Inferiorbeing · 15/08/2019 16:18

Me and DP have been together 6 years since we were 16 and 19. My parents got together at that same age and are still going strong so I 100% think its possible. Also I dont feel like I missed out on the young single life, because I do other things like travel and renovate our house, just with my partner who I love

Iamblossom · 15/08/2019 17:41

Met DH when I was 16, have been married for 19 years, I am now 44.

madeofstarlight · 15/08/2019 17:49

I'm 25 and last year so many couples I know that were together from a young age (including me and my then bf) broke up. However, my parents have been together since they were 17 & 19 and are still together and happy. They've had their ups and downs but they've manage to overcome things and grow together. I do think a lot of it's down to chance and wether or not you grow up in the same direction because you go through a lot of personal change from your teens to mid twenties.

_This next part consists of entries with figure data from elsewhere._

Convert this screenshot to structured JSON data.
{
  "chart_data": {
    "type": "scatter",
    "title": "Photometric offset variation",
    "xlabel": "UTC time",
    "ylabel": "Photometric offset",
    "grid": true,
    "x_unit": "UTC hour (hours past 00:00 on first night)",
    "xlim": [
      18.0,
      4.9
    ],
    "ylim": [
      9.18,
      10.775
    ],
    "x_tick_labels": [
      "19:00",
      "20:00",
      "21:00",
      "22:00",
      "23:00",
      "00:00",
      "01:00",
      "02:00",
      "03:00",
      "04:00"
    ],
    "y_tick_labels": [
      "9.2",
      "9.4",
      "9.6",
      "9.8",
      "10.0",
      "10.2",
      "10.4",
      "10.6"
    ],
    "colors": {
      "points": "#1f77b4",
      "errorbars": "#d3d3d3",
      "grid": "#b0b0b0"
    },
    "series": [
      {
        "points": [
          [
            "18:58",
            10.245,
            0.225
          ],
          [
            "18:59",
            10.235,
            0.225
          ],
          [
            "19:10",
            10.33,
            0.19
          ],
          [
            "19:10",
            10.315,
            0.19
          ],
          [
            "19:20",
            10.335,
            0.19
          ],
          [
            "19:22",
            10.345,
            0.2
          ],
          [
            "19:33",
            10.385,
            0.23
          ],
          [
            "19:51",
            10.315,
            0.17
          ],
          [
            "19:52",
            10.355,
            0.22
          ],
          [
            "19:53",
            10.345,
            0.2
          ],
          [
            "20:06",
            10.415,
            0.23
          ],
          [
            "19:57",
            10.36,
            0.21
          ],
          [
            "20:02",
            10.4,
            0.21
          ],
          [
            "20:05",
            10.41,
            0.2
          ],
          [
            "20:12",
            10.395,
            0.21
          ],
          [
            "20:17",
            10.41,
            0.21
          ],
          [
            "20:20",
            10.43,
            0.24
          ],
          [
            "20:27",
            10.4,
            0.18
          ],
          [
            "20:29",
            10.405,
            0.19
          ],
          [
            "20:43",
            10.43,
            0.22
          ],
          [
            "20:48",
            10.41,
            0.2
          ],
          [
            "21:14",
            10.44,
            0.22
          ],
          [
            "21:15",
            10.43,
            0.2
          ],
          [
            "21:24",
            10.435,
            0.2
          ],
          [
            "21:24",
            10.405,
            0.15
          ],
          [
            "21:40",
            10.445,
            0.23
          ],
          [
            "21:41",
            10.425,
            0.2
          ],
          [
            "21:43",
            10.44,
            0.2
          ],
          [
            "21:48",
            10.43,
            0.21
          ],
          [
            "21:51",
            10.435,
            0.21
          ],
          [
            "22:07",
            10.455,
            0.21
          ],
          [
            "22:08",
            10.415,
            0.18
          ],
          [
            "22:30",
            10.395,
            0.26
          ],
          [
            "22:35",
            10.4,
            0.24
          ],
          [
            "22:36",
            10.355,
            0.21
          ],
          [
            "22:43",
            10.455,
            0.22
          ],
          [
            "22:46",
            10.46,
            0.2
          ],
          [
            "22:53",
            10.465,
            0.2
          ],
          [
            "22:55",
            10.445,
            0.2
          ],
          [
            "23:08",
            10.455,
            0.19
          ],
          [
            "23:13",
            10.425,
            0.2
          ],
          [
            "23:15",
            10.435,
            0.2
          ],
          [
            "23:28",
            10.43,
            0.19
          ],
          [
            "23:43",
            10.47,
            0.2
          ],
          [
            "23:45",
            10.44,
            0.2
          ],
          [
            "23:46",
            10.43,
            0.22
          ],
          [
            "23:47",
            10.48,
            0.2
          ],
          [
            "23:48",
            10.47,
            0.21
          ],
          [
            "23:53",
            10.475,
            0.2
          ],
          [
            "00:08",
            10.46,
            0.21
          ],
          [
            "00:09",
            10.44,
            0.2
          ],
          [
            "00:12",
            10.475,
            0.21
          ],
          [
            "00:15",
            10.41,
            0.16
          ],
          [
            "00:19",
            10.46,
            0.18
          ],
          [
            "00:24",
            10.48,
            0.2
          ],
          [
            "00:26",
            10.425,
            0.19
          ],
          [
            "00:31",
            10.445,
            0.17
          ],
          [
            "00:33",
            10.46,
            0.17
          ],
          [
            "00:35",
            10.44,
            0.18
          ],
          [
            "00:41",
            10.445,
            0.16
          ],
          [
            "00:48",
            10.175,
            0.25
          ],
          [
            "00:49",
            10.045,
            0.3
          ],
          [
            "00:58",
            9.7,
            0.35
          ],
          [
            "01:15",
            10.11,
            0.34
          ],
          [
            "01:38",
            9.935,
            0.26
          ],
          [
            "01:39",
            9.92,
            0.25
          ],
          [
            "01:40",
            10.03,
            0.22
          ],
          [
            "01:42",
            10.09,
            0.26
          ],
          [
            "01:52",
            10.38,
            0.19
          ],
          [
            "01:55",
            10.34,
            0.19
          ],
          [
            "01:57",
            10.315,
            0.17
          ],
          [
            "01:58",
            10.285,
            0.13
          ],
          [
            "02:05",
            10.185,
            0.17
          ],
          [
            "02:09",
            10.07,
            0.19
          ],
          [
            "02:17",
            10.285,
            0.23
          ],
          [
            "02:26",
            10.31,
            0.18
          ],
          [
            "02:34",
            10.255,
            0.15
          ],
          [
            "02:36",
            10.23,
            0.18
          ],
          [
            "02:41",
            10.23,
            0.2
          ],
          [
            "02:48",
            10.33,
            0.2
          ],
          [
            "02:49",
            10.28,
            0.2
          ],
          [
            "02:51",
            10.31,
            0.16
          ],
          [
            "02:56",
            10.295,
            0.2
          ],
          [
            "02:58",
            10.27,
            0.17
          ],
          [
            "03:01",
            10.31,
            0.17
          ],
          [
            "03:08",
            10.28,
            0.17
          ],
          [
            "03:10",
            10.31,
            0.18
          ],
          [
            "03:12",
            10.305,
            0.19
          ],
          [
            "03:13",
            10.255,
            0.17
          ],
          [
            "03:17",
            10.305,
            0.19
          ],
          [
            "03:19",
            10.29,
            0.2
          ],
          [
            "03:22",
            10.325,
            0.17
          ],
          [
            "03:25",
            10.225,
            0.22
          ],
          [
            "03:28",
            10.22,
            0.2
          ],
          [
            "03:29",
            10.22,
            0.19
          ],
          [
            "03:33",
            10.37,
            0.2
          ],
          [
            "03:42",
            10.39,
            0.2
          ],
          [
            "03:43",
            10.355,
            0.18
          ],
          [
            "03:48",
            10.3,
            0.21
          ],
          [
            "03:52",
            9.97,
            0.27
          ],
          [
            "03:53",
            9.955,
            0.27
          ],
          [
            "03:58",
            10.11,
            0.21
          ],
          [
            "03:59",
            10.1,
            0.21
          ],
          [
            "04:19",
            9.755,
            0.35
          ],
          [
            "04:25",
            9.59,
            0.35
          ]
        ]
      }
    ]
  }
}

Herewego93 · 15/08/2019 17:55

Bit disturbing reading the 15 and 26. Sorry but a kid and adult. Only because when I was 15 I was groomed by someone of that age. Really hard for me not to wince reading some of these.

pleasehelpmewithmydilemma · 15/08/2019 17:56

Been together since I was 16. I’m now mid 40’s. Coming up for our silver wedding anniversary. One teenage DD. DH is a bit older than me so did his lairy lads holidays before we met. I don’t once regret being with one person forever. We have a fabulous life together - a long carefree life before DD and a different but wonderful life with DD.